Probably #2 is best, with #1 worst. I wouldn't phrase it as "both or none" but as "we both need positions in the same place (university, city, department, ...).

The recipient may have suggestions for fallback if only one of you can be offered a position. It leaves more options open to discussion.

Don't make demands until at least one of you gets an offer and you can then evaluate your position. You might be able to negotiate something if one of you is "highly" desirable..

  • Any chance you could elaborate on why you think #1 is the worst? From what I gather from the comment "we like both or none" is that that would be the preferred outcome, but that both spouses would still consider the position even if the other one did not get it offered. And while I did not have a partner while going through my postdoctoral stage, if I try to imagine myself in that situation I find the thought of mentioning it before getting the offer strange - as I am always looking to land a job based on my own merits rather than external factors.
    – penelope
    Jan 16, 2023 at 18:02
  • Basically I think I would personally always have a doubt in my mind whether I was offered a position on my own merits or "only" because I presented myself as part of a package, if I had been offered a position after presenting myself as part of a package. Of course, I would mention the relationship to the supervisor the second after being offered the position, regardless of whether I would eventually want to disclose it to my colleagues or not.
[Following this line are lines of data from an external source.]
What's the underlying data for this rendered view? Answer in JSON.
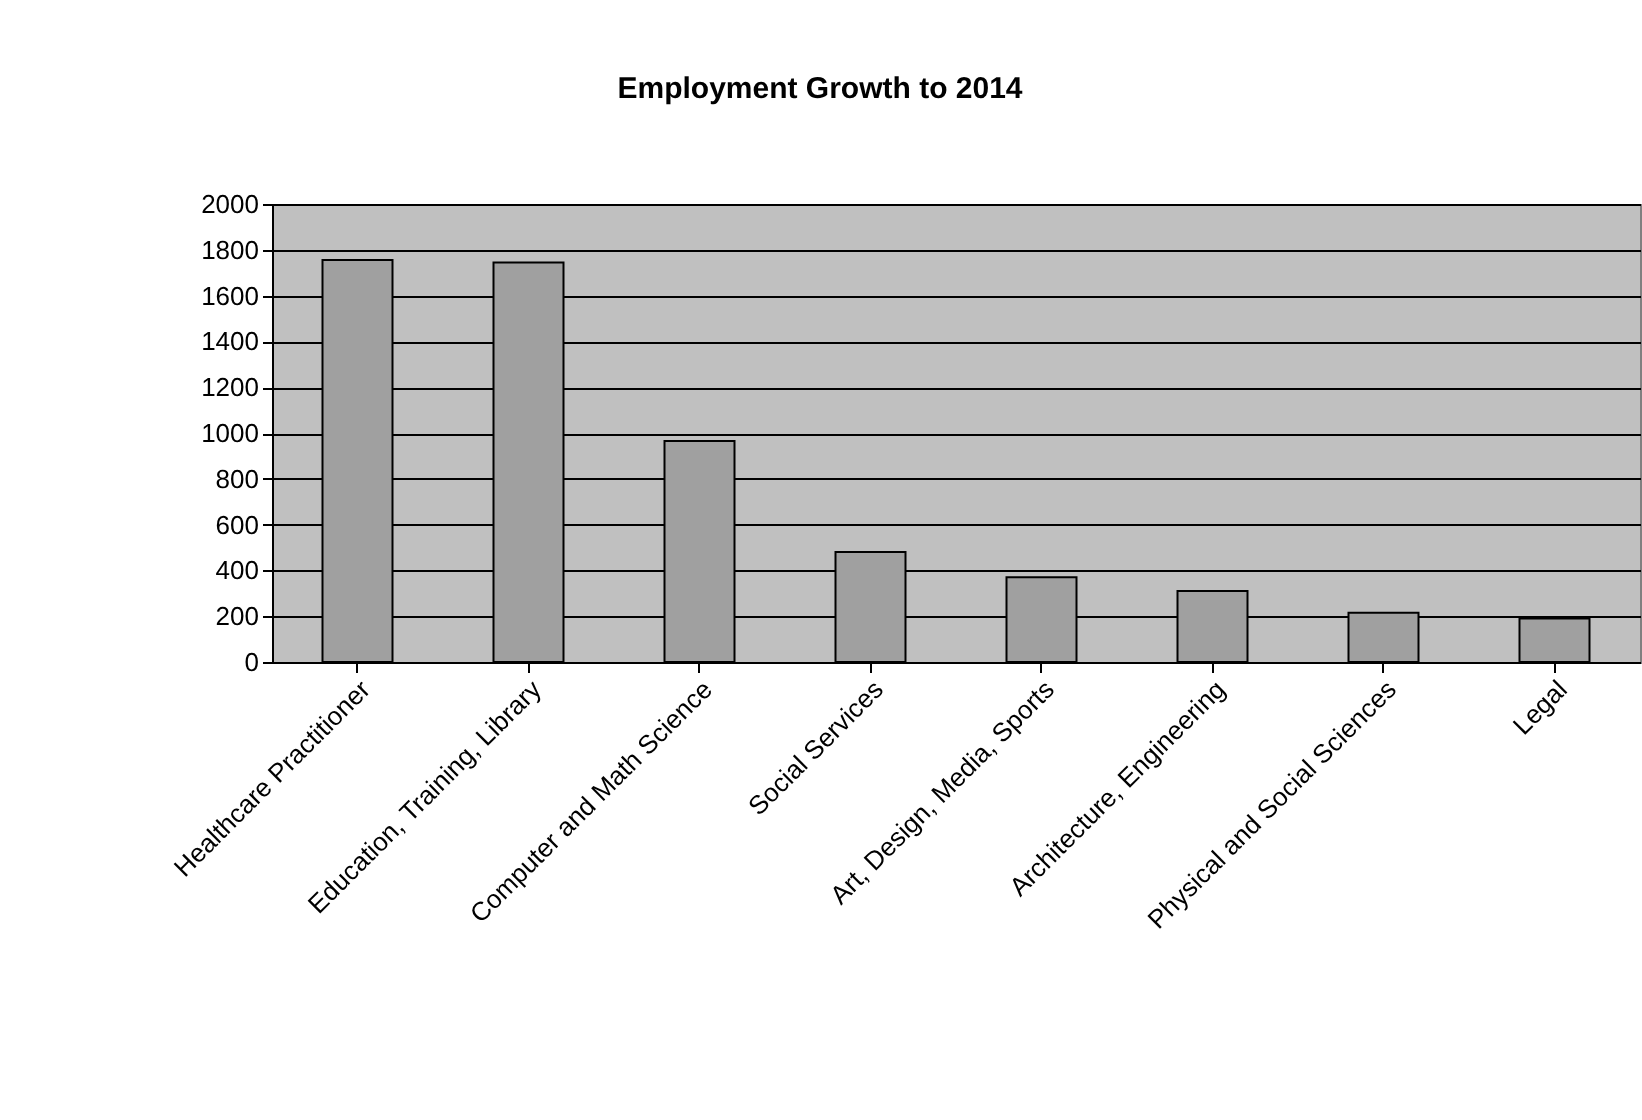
{
  "chart_data": {
    "type": "bar",
    "title": "Employment Growth to 2014",
    "categories": [
      "Healthcare Practitioner",
      "Education, Training, Library",
      "Computer and Math Science",
      "Social Services",
      "Art, Design, Media, Sports",
      "Architecture, Engineering",
      "Physical and Social Sciences",
      "Legal"
    ],
    "values": [
      1755,
      1745,
      965,
      480,
      370,
      310,
      215,
      190
    ],
    "color": "#a0a0a0",
    "ylim": [
      0,
      2000
    ],
    "yticks": [
      0,
      200,
      400,
      600,
      800,
      1000,
      1200,
      1400,
      1600,
      1800,
      2000
    ],
    "grid": "y"
  }
}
But I can't really see what one's marital status has to do with their job application, especially in a way that you see option #1 as the worst.
    – penelope
    Jan 16, 2023 at 18:06
  • To be fair, I might unconsciously be taking a page from my PhD supervisors' book - while they were always approachable and great to work with, they kept their private life very private. To the point that most of the people in the lab only realised in my last year of PhD that my supervisor was in fact married to the person two offices down the hall, when they sent out a celebratory e-mail about the birth of their child and signed it together. And I can kind of see why - when we had couples join a department, soon somebody would ask "So, who came in the package? I bet it was [female spouse]!"
    – penelope
    Jan 16, 2023 at 18:13
  • Actually, the only reason I don't recommend #1 is that you need to disclose the relationship. But the points you make in the comments are valid.
    – Buffy
    Jan 16, 2023 at 18:15
  • Phew, good to hear there's no further reasons against #1. I agree that you need to disclose the relationship, I'm just not convinced you need to do it unless you are in (or are about to accept) a position in the same lab/institution/group.